3) ALORS, EN TOUT ÉTAT DE CAUSE, QUE le salarié n’est tenu que d’apporter des éléments qui permettent de présumer l’existence d’un harcèlement moral, la partie défenderesse devant alors prouver que les agissements reprochés n’étaient pas constitutifs d’un tel harcèlement ; qu’en l’espèce, dans sa lettre du 10 octobre 2007, Madame Virginie A... faisait état de faits précis de harcèlement moral dont elle déclarait avoir elle-même été victime de la part de Monsieur X... avant que celui-ci ne s’attaque à Madame B..., en particulier de ce qu’il s’en était pris à elle dès son arrivée dans l’entreprise, en qualité qu’intérimaire destinée à reprendre le poste de responsable sécurité qu’il occupait jusqu’alors, et avait fait courir la rumeur mensongère qu’elle avait eu des relations sexuelles au sein même de l’usine avec un autre de ses collègues, Monsieur E... ; que ces déclarations étaient corroborées par celles de Madame Maryse Z..., qui dans sa lettre adressée à la Société TERREAL le 24 septembre 2007, avait également indiqué que « Monsieur X... avait déjà traumatisé Madame Virginie F... à son arrivée dans la Société, disant à tout le monde que c’était de sa faute s’il s’est retrouvé au service qualité.
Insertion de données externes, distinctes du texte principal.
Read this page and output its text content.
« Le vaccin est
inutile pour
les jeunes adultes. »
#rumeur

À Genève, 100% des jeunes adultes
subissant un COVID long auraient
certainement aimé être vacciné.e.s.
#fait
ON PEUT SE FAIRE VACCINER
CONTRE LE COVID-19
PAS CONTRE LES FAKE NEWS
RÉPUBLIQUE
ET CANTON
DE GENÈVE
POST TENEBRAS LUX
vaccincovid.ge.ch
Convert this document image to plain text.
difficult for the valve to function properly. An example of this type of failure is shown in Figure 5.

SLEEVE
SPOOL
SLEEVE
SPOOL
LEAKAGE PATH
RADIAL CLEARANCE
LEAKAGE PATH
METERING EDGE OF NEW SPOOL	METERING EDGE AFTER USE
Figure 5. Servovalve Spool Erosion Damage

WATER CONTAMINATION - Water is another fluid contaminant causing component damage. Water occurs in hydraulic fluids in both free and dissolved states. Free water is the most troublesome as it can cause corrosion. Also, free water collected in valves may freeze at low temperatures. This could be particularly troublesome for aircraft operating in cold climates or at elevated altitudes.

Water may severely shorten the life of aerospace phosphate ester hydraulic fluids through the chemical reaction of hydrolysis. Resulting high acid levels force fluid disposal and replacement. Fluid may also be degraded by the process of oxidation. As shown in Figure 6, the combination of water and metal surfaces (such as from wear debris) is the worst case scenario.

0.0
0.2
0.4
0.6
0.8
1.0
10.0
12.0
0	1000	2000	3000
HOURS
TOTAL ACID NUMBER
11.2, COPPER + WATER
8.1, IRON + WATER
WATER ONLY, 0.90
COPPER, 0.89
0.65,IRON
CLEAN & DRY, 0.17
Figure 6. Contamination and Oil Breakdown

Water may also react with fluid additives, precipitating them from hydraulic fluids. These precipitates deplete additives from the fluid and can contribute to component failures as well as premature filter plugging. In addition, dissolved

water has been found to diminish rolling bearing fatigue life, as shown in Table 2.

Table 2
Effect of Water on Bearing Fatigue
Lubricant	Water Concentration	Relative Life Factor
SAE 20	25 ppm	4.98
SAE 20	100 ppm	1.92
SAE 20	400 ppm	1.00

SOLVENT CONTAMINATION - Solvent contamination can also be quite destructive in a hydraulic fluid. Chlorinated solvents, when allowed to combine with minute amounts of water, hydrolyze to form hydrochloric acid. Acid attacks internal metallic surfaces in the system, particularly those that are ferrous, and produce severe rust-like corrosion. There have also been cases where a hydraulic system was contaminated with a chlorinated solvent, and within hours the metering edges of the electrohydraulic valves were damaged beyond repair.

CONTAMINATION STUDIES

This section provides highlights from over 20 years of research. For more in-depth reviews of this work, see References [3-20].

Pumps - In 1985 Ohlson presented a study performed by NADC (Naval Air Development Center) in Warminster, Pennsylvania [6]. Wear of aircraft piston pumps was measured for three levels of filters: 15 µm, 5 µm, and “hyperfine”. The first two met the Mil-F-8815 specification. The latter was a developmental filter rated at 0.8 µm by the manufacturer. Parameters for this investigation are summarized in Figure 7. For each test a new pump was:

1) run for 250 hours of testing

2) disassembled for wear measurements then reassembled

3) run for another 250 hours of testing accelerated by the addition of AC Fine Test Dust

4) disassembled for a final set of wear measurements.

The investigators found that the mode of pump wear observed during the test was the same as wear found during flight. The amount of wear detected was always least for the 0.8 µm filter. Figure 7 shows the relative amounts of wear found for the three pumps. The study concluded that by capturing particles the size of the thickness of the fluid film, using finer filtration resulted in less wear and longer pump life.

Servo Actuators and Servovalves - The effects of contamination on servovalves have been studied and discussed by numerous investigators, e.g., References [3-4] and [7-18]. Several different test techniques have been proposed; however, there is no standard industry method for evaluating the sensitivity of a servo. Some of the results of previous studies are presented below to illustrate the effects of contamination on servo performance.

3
Il lui a mené la vie dure, toujours à espionner ce qu’elle faisait, à critiquer et même à inventer des « relations sexuelles avec certains salariés » ; que dès lors, en se bornant à affirmer, pour écarter ces éléments laissant présumer l’existence du harcèlement moral sanctionné par l’employeur, que les accusations de Madame A... étaient contestées par Monsieur X..., la Cour d’appel a nécessairement fait peser sur la salariée la charge de la preuve du harcèlement sanctionné, violant ainsi l’article L. 1152-1 du Code du travail ;

 

 

4) ALORS, EN OUTRE, QU’il appartient aux juges d’appréhender les faits invoqués dans leur ensemble et de rechercher s’ils permettent de présumer l’existence du harcèlement allégué ; que dès lors, en ne recherchant pas si, ajoutés à ceux rapportés concernant Madame B..., les agissements que Madame A... déclarait avoir précédemment subis du même Monsieur X... ne permettaient pas à l’employeur de présumer l’existence d’agissements de harcèlement moral répétés par ce dernier au sein de l’entreprise, la Cour d’appel a de nouveau privé sa décision de base légale au regard des articles L. 1152-1, L. 1152-4 et L. 1152-5 du Code du travail. 

 

Publication :

 

 

Décision attaquée : Cour d’appel de Dijon du 29 avril 2010.